21.01.16 Vortrag von Kristin Aune: Feminist spirituality as lived religion
Kristin Aune: Feminist spirituality as lived religion. How UK feminists forge religio-spiritual lives.
Vortrag am Donnerstag, den 21.01.201618:00 - 20:00 Uhr
Oec. 0.167
How do feminists in the United Kingdom view and practice spirituality and religion? This lecture will present findings from an interview-based study of thirty feminists in England, Scotland, and Wales. It will argue that instead of equating feminism with secularism, secularization, or alternative spiritualities, scholars must recognise that feminists forge religio-spiritual lives in complex ways. The lecture will identify three characteristics of feminists' approaches to religion and spirituality: they are de-churched, are relational, and emphasize practice. Drawing on the growing field of scholarship on "lived religion", the lecture will argue that conceptualizing feminist spirituality as lived religion enables us to grasp the important role of bodily practices in feminists' religio-spiritual lives and challenges the conceptual dichotomy between "religion" and "spirituality".

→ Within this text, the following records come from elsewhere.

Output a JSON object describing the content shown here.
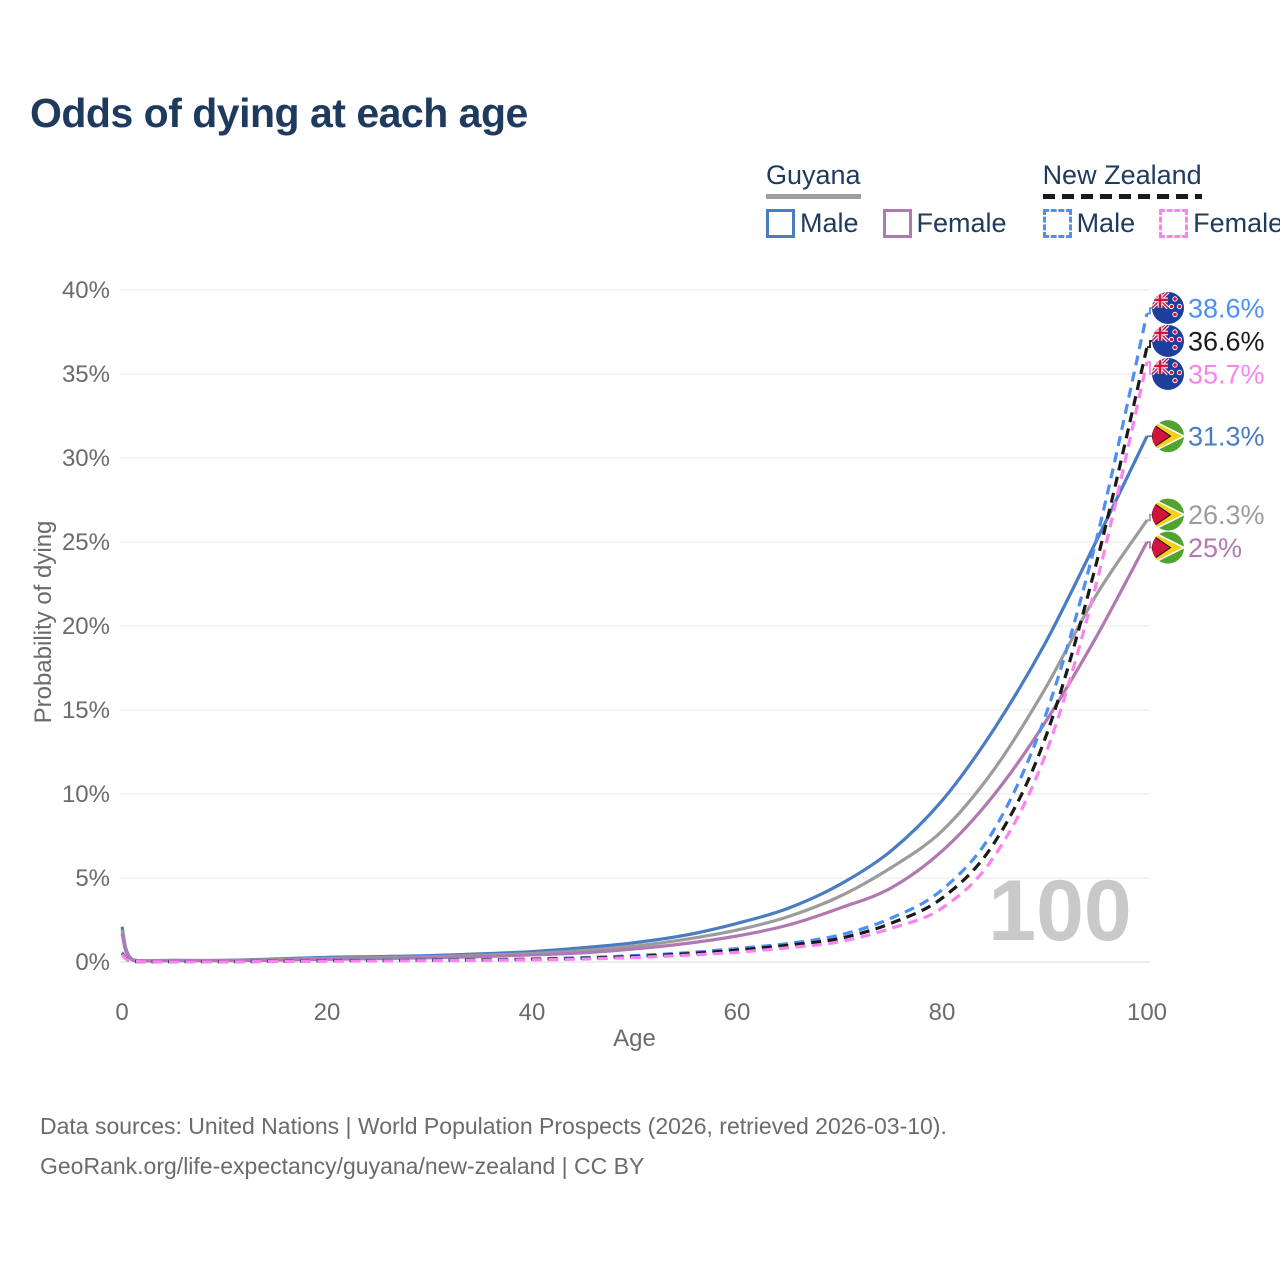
{
  "title": "Odds of dying at each age",
  "legend": {
    "groups": [
      {
        "label": "Guyana",
        "underline_style": "solid",
        "underline_color": "#9e9e9e",
        "items": [
          {
            "label": "Male",
            "color": "#4a7cc2",
            "dashed": false
          },
          {
            "label": "Female",
            "color": "#b278b2",
            "dashed": false
          }
        ]
      },
      {
        "label": "New Zealand",
        "underline_style": "dashed",
        "underline_color": "#1a1a1a",
        "items": [
          {
            "label": "Male",
            "color": "#4d8ff2",
            "dashed": true
          },
          {
            "label": "Female",
            "color": "#fb83ef",
            "dashed": true
          }
        ]
      }
    ]
  },
  "axes": {
    "y_label": "Probability of dying",
    "x_label": "Age"
  },
  "watermark": "100",
  "footer": {
    "line1": "Data sources: United Nations | World Population Prospects (2026, retrieved 2026-03-10).",
    "line2": "GeoRank.org/life-expectancy/guyana/new-zealand | CC BY"
  },
  "chart_data": {
    "type": "line",
    "title": "Odds of dying at each age",
    "xlabel": "Age",
    "ylabel": "Probability of dying",
    "xlim": [
      0,
      100
    ],
    "ylim_pct": [
      0,
      40
    ],
    "x_ticks": [
      0,
      20,
      40,
      60,
      80,
      100
    ],
    "y_ticks_pct": [
      0,
      5,
      10,
      15,
      20,
      25,
      30,
      35,
      40
    ],
    "grid": "horizontal",
    "legend_position": "top-right",
    "ages": [
      0,
      1,
      5,
      10,
      15,
      20,
      25,
      30,
      35,
      40,
      45,
      50,
      55,
      60,
      65,
      70,
      75,
      80,
      85,
      90,
      95,
      100
    ],
    "series": [
      {
        "id": "guyana-male",
        "name": "Guyana Male",
        "country": "Guyana",
        "sex": "Male",
        "flag": "gy",
        "color": "#4a7cc2",
        "dashed": false,
        "end_label": "31.3%",
        "values_pct": [
          2.1,
          0.15,
          0.1,
          0.1,
          0.18,
          0.28,
          0.32,
          0.38,
          0.48,
          0.62,
          0.85,
          1.15,
          1.6,
          2.3,
          3.2,
          4.6,
          6.6,
          9.6,
          13.8,
          18.9,
          25.0,
          31.3
        ]
      },
      {
        "id": "guyana-total",
        "name": "Guyana (both sexes)",
        "country": "Guyana",
        "sex": "Both",
        "flag": "gy",
        "color": "#9c9c9c",
        "dashed": false,
        "end_label": "26.3%",
        "values_pct": [
          1.9,
          0.13,
          0.09,
          0.09,
          0.14,
          0.22,
          0.26,
          0.31,
          0.4,
          0.5,
          0.68,
          0.95,
          1.35,
          1.9,
          2.7,
          3.9,
          5.6,
          7.8,
          11.4,
          16.2,
          21.8,
          26.3
        ]
      },
      {
        "id": "guyana-female",
        "name": "Guyana Female",
        "country": "Guyana",
        "sex": "Female",
        "flag": "gy",
        "color": "#b278b2",
        "dashed": false,
        "end_label": "25%",
        "values_pct": [
          1.7,
          0.12,
          0.08,
          0.08,
          0.11,
          0.16,
          0.2,
          0.25,
          0.32,
          0.42,
          0.55,
          0.78,
          1.1,
          1.55,
          2.2,
          3.2,
          4.4,
          6.6,
          9.9,
          14.2,
          19.3,
          25.0
        ]
      },
      {
        "id": "new-zealand-male",
        "name": "New Zealand Male",
        "country": "New Zealand",
        "sex": "Male",
        "flag": "nz",
        "color": "#4d8ff2",
        "dashed": true,
        "end_label": "38.6%",
        "values_pct": [
          0.55,
          0.05,
          0.02,
          0.02,
          0.05,
          0.09,
          0.1,
          0.12,
          0.14,
          0.18,
          0.26,
          0.38,
          0.55,
          0.8,
          1.1,
          1.6,
          2.6,
          4.3,
          7.8,
          14.5,
          25.0,
          38.6
        ]
      },
      {
        "id": "new-zealand-total",
        "name": "New Zealand (both sexes)",
        "country": "New Zealand",
        "sex": "Both",
        "flag": "nz",
        "color": "#1a1a1a",
        "dashed": true,
        "end_label": "36.6%",
        "values_pct": [
          0.5,
          0.04,
          0.02,
          0.02,
          0.04,
          0.07,
          0.08,
          0.1,
          0.12,
          0.16,
          0.22,
          0.33,
          0.48,
          0.7,
          1.0,
          1.4,
          2.3,
          3.8,
          7.0,
          13.2,
          23.6,
          36.6
        ]
      },
      {
        "id": "new-zealand-female",
        "name": "New Zealand Female",
        "country": "New Zealand",
        "sex": "Female",
        "flag": "nz",
        "color": "#fb83ef",
        "dashed": true,
        "end_label": "35.7%",
        "values_pct": [
          0.45,
          0.04,
          0.01,
          0.01,
          0.03,
          0.05,
          0.06,
          0.08,
          0.1,
          0.13,
          0.18,
          0.27,
          0.4,
          0.58,
          0.85,
          1.2,
          2.0,
          3.2,
          6.2,
          12.2,
          22.4,
          35.7
        ]
      }
    ]
  }
}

Vortragende ist Kristin Aune von der Coventry University, U.K.
Dr Kristin Aune is a Senior Research Fellow at the Centre for Trust, Peace and Social Relations, Coventry University, UK. She has published widely on gender, religion and feminism, and on religion and higher education. Educated at the University of York and King's College London, her PhD (awarded 2004) examined gender in British evangelical Christianity and she published articles on this research in the journals The Sociological Review, European Journal of Women's Studies and Men and Masculinities. Her books include Women and Religion in the West (Ashgate, 2008), Reclaiming the F Word: Feminism Today (Zed Books, 2013) and Christianity and the University Experience (Bloomsbury, 2013) (co-authored). Recent projects include a workshop series "Is secularism bad for women?", run with colleagues at Uppsala, Helsinki and Coimbra Universities and funded by the International Society for the Sociology of Religion, and she is writing a proposal to edit a book on that theme. She has just published a special issue of the journal Social Movement Studies (co-edited with Jonathan Dean) on New Feminisms in Europe.